- Bir insan geleneksel olana karşı ne kadar düşmanca bir tavır alıyorsa, özel hayatında da o kadar büyük bir acımasızlıkla, yasalarını gelecekteki bir toplumsal durumun ortaya koymasını istediği normları geçerli kılacaktır. Sanki bu normlar ona, henüz hiçbir yerde gerçekleştirilmemiş olduklarına göre, hiç değilse kendi hayatında yoğurulmaları görevini yüklemekteymiş gibidirler. Oysa kendini zümresinin ya da halkının en eski gelenekleriyle uyum içinde gören adam, özel hayatında ara sıra inadına, kamu hayatında hoşgörü göstermeksizin savunduğu ilkelere ters davranır ve en ufak bir vicdan sıkıntısı duymadan, bu davranışını gizliden gizliye, kendi savunduğu ilkelerin sarsılmaz yetkesine en tutarlı bir örnek olarak över. Böylece ayrılır birbirinden anarşist-sosyalist ve tutucu politikacı tipleri.

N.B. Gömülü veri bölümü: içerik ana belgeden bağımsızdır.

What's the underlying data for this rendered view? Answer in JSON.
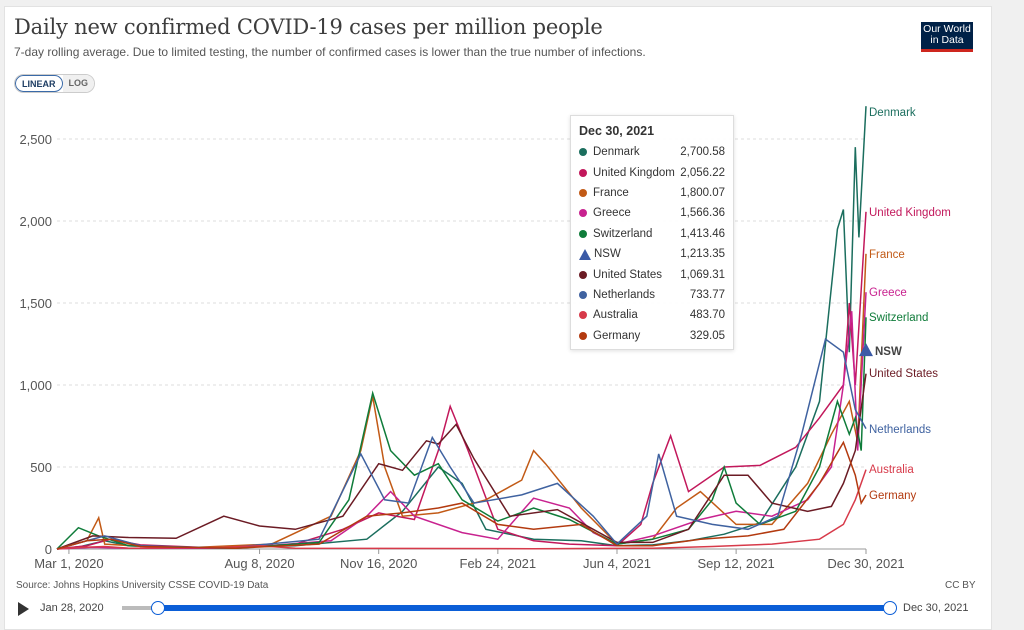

- Veda edenin sevilmesi ne kadar daha kolaydır! Çünkü uzaklaşan kişi için, gemiden ya da trenin penceresinden sallanan o varla yok arası bez parçasının beslediği alev daha saftır. Uzaklık, gözden kaybolmakta olanın içine bir boya gibi işler ve onu munis bir kora çevirir.
- Yakınlık duyduğumuz biri ölünce, bunu izleyen ayların gelişmeleri içinde öyle bir şey vardır ki, -her ne kadar onunla paylaşmak istersek de- sanki ancak onun uzakta oluşu sayesinde meydana gelebildiğini fark eder gibi oluruz. Onu sonunda, artık anlamaz olduğu bir dille selamlamaktayızdır.

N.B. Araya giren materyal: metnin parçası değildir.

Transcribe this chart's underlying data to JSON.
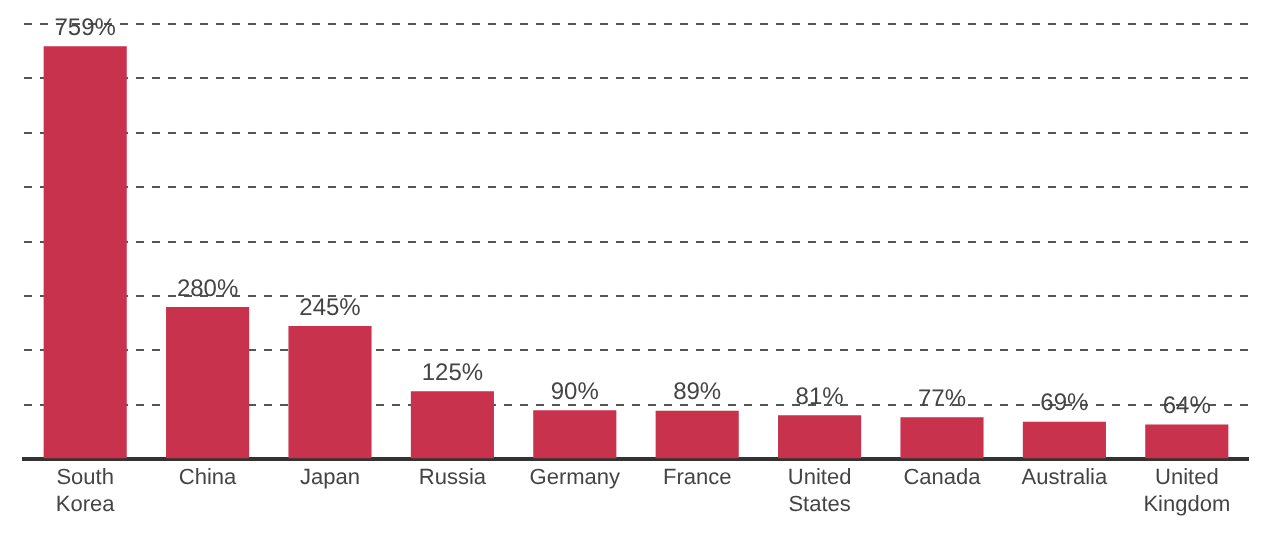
{
  "chart_data": {
    "type": "bar",
    "categories": [
      "South Korea",
      "China",
      "Japan",
      "Russia",
      "Germany",
      "France",
      "United States",
      "Canada",
      "Australia",
      "United Kingdom"
    ],
    "values": [
      759,
      280,
      245,
      125,
      90,
      89,
      81,
      77,
      69,
      64
    ],
    "value_labels": [
      "759%",
      "280%",
      "245%",
      "125%",
      "90%",
      "89%",
      "81%",
      "77%",
      "69%",
      "64%"
    ],
    "color": "#c8324c",
    "ylim": [
      0,
      800
    ],
    "yticks": [
      {
        "value": 0,
        "label": null
      },
      {
        "value": 100,
        "label": null
      },
      {
        "value": 200,
        "label": null
      },
      {
        "value": 300,
        "label": null
      },
      {
        "value": 400,
        "label": null
      },
      {
        "value": 500,
        "label": null
      },
      {
        "value": 600,
        "label": null
      },
      {
        "value": 700,
        "label": null
      },
      {
        "value": 800,
        "label": null
      }
    ],
    "grid": "y",
    "tick_labels": "x",
    "legend": false
  }
}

- Konuşma hürriyeti kaybolmakta. İnsanlar arasında eskiden konuşmada karşıdakinin üzerine eğilme gayet tabii bir şeyken, şimdi yerini ayakkabılarının veya şemsiyenin fiyatını sormak alıyor. Her sohbetin içine önü alınmaz bir şekilde, hayat şartları konusu, para konusu giriyor. Bu arada söz konusu olan ne bireyin endişeleri ve çilesi -böyle olsa, belki konuşanlar birbirleriyle yardımlaşabilirdi-, ne de konunun bütün içinde gözden geçirilmesi. İnsan sanki bir tiyatroda tutsakmış da, sahnedeki oyunu ister istemez izlemek zorundaymış, bunu ister istemez, durup durup yeniden düşüncenin ve konuşmanın konusu etmek zorundaymış gibi.
- Fikir hayatına karşı dizginlenmek bilmeyen bir düşmanlık ayaktakımının içine işlemiştir; ve bu düşmanlık fikir hayatının yokedilmesini sağlama bağlamak için gövdelerin küme küme bölünüp sayıya vurulması gerektiğinin farkındadır. Her nerede kendilerine bir fırsat verilirse, saf saf dizilir bu gövdeler, alay alay, yaylım ateşinin ortasına da dalarlar, mağazalara da. Hiç kimse önündekinin sırtından ileriyi göremez, herkes de, arkasındaki için böyle bir örnek teşkil etmekten gurur duyar. Bunu erkekler yüzyıllardır savaş alanında öğrenegelmiştir, ama zavallıların resmigeçidini, sıraya sokmayı, icat edenler kadınlardır.
- Söz düşünceyi fetheder, oysa yazı egemenliğine alır.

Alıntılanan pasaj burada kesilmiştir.